No. wizchat/llm is a single completion, not an agent — it has no tool-calling ability. It receives only the prompt (plus optional systemPrompt) you send and returns text. It cannot call any of your MCP tools on its own — even if your prompt instructs it to. There is no tool loop on this path; that's deliberate, because the feature runs the model without the chat agent.
So if the completion needs data that lives behind your other tools (a schema, a list of valid options, an example record), your dialog must fetch it first and include it in the prompt. The dialog is the orchestrator: call your own tools through the normal callTool channel, then embed their results in the wizchat/llm prompt.
// 1. Gather whatever context the model needs, using your own tools FIRST.
const context = await callTool('your_data_tool', { /* args */ });
// 2. Hand that data to the LLM in the prompt — it cannot fetch it itself.
const result = await callTool('wizchat/llm', {
prompt: 'Relevant data:\n' + JSON.stringify(context) +
'\n\n' + userInstruction,
});
If you need a model that autonomously decides which tools to call and chains them, that is the main chat agent — not an in-dialog completion. The in-dialog wizchat/llm is intentionally a one-shot "transform this text" call.
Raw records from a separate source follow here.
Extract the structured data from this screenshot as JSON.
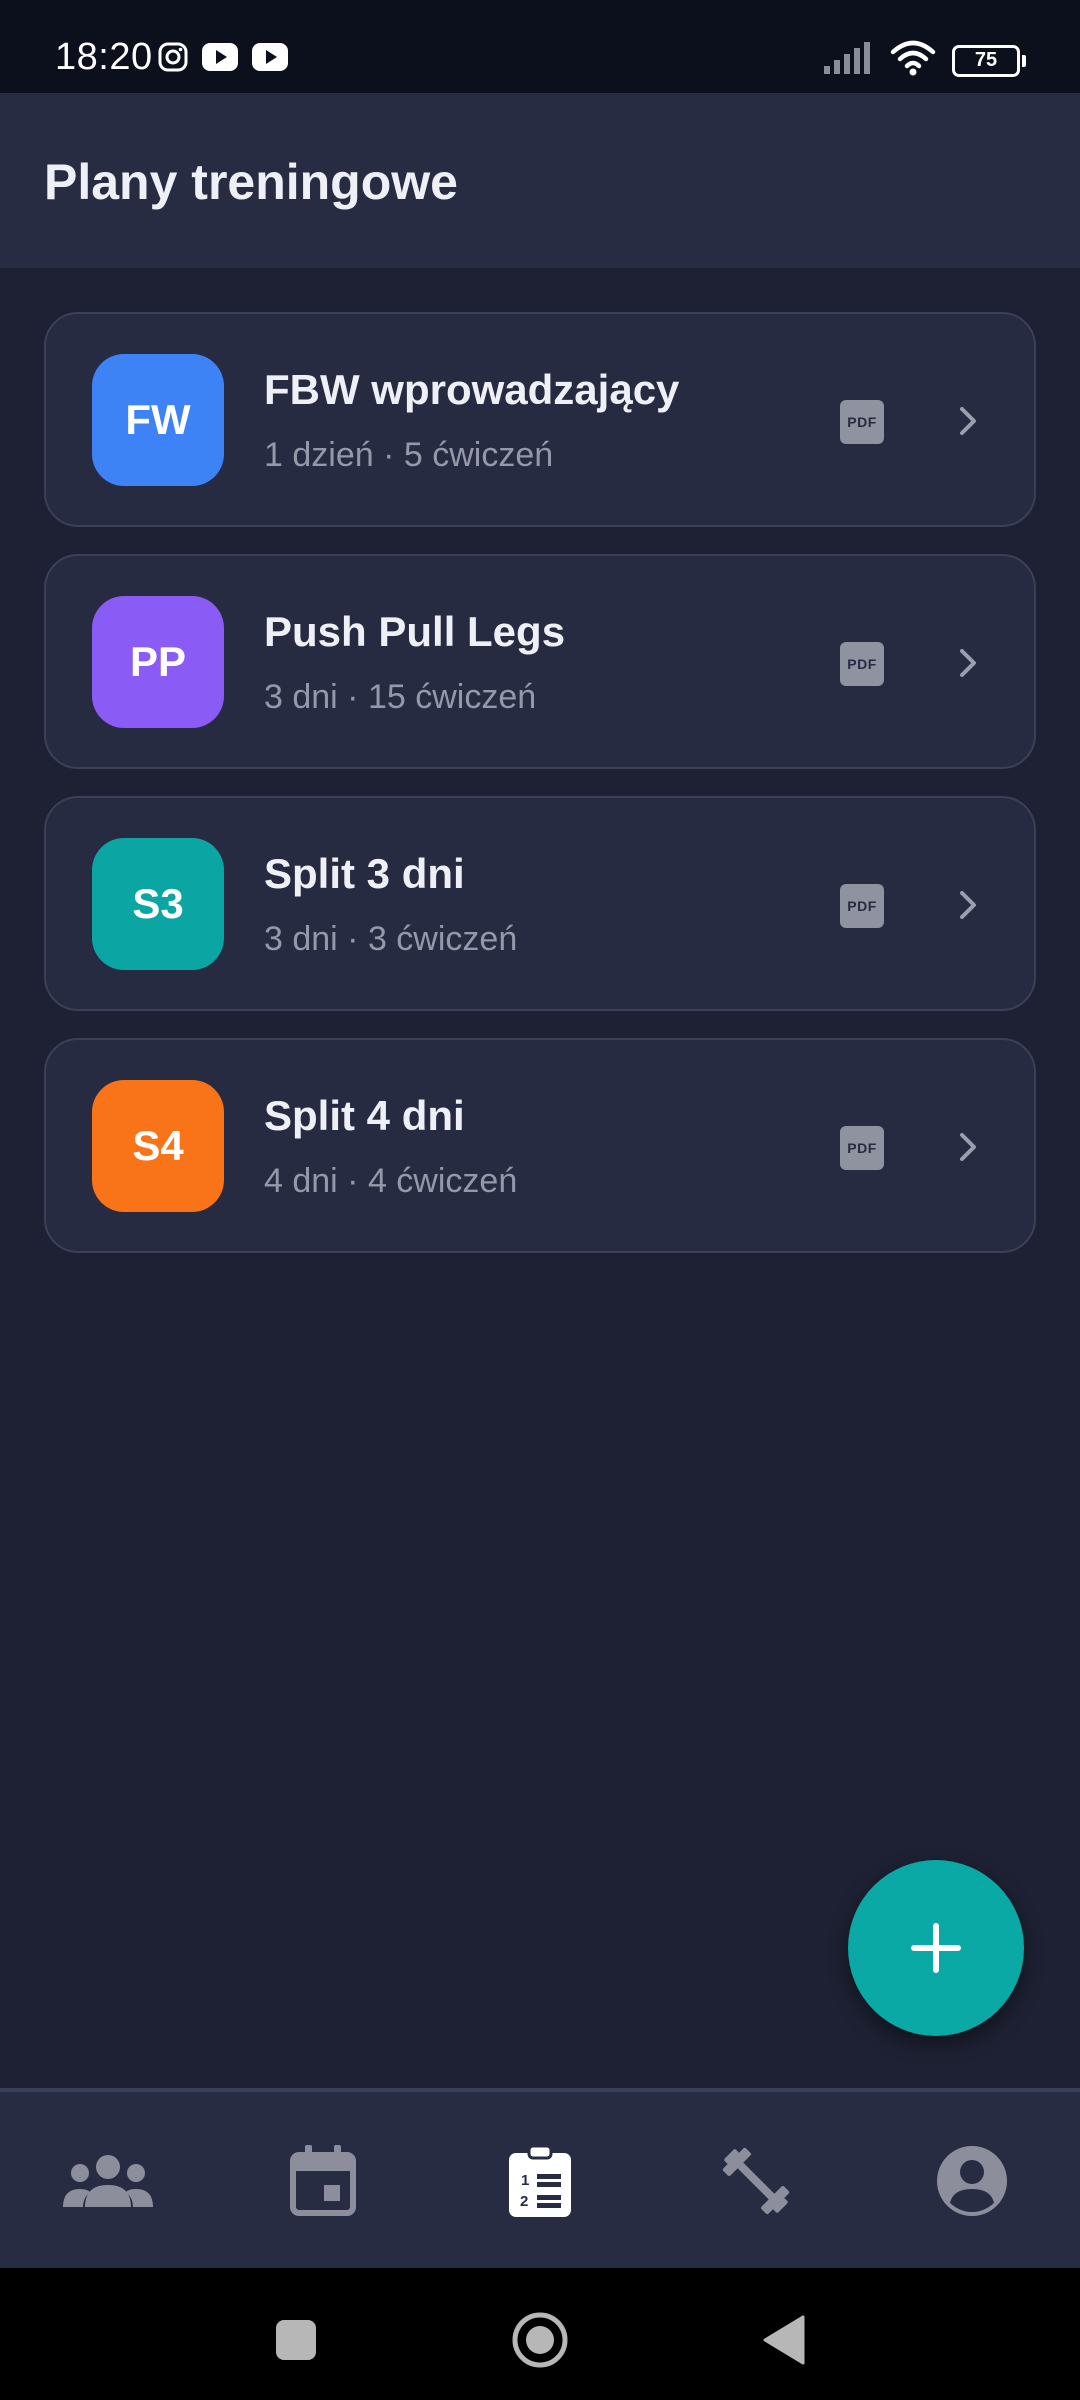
{
  "status_bar": {
    "time": "18:20",
    "battery": "75",
    "app_icons": [
      "instagram-icon",
      "youtube-icon",
      "youtube-icon"
    ],
    "system_icons": [
      "signal-icon",
      "wifi-icon",
      "battery-icon"
    ]
  },
  "header": {
    "title": "Plany treningowe"
  },
  "plans": [
    {
      "initials": "FW",
      "name": "FBW wprowadzający",
      "meta": "1 dzień · 5 ćwiczeń",
      "color": "#3d83f6",
      "pdf_label": "PDF"
    },
    {
      "initials": "PP",
      "name": "Push Pull Legs",
      "meta": "3 dni · 15 ćwiczeń",
      "color": "#8a5cf5",
      "pdf_label": "PDF"
    },
    {
      "initials": "S3",
      "name": "Split 3 dni",
      "meta": "3 dni · 3 ćwiczeń",
      "color": "#0ba5a3",
      "pdf_label": "PDF"
    },
    {
      "initials": "S4",
      "name": "Split 4 dni",
      "meta": "4 dni · 4 ćwiczeń",
      "color": "#f97318",
      "pdf_label": "PDF"
    }
  ],
  "fab": {
    "icon": "plus-icon",
    "color": "#0aa9a6"
  },
  "bottom_nav": {
    "items": [
      {
        "icon": "group-icon",
        "active": false
      },
      {
        "icon": "calendar-icon",
        "active": false
      },
      {
        "icon": "clipboard-list-icon",
        "active": true
      },
      {
        "icon": "dumbbell-icon",
        "active": false
      },
      {
        "icon": "account-circle-icon",
        "active": false
      }
    ]
  },
  "system_nav": {
    "icons": [
      "recents-icon",
      "home-icon",
      "back-icon"
    ]
  },
  "colors": {
    "background": "#1e2133",
    "header": "#272c42",
    "card": "#272b41",
    "text_primary": "#eef0f6",
    "text_secondary": "#9498a8",
    "accent": "#0aa9a6"
  }
}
Can a dialog read or write files on the user's machine?
Not by itself — the dialog runs in a locked-down sandbox with no filesystem access. If your product needs to persist to a local file (e.g. a desktop add-in that embeds the chat), the host application does the saving: your dialog returns the data, and your host's code writes it. WizChat never touches the local disk.
How do I embed this in my own software (not just the chat widget)?
A few ways: render the WizChat chat widget inside your app and let dialogs appear there; open a dialog directly by pointing a WebView at …/?app=<toolName> (no chat turn); or host the chat in a WebView/embed and handle host-side actions (like local file saves) yourself. Either way the MCP-Apps and wizchat/llm contracts are the same — your server doesn't change. (Key-gated server in a WebView? The host injects X-Wizchat-Access-Key — see the deep-link note above.)